What Angle Gives a Magnetic Force of 1.8 Times the Original Force?

[kpangrace]

When a charged particle moves at an angle of 19° with respect to a magnetic field, it experiences a magnetic force of magnitude F. At what angle (less than 90°) with respect to this field will this particle, moving at the same speed, experience a magnetic force of magnitude 1.8F?



can someone please tell me why doing a simple 19/f=x/1.8f cross-multiply and divide won't work?


it's my last problem on this dang homework!

 

[Tide]

Why should it work? You have no basis for writing that proportion.

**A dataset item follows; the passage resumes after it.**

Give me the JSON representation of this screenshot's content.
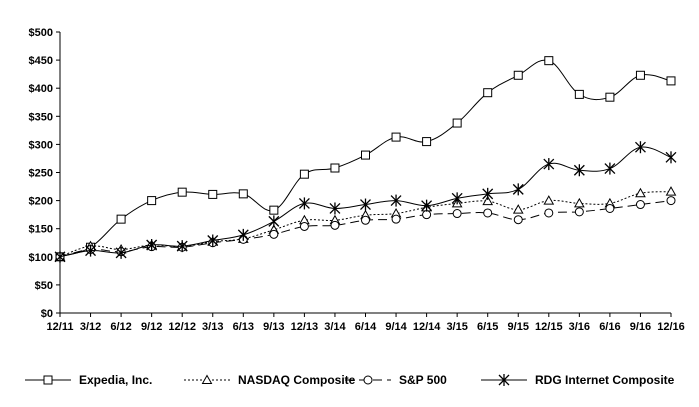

You need use the Lorentz force equation for charged particles moving in a magnetic field. Does this look familiar: $\vec F = q \vec v \times \vec B$? Given $\vec v$ and $\vec B$ could you determine the magnitude of $\vec F$? How does it relate to the angle between the vectors?

 

[quicknote]

I understand your frustration with this problem. However, I would like to point out that using the equation 19/F = x/1.8F may not work because it assumes that the magnitude of the magnetic force is directly proportional to the angle of the charged particle's movement. In reality, the magnitude of the magnetic force is affected by other factors such as the strength of the magnetic field and the velocity of the charged particle. Therefore, a more accurate approach to solving this problem would be to use the formula F = qvBsinθ, where q is the charge of the particle, v is its velocity, B is the magnetic field strength, and θ is the angle between the particle's velocity and the magnetic field. By rearranging this formula, you can determine the value of θ that would result in a magnetic force of 1.8F. I hope this helps and good luck with your homework!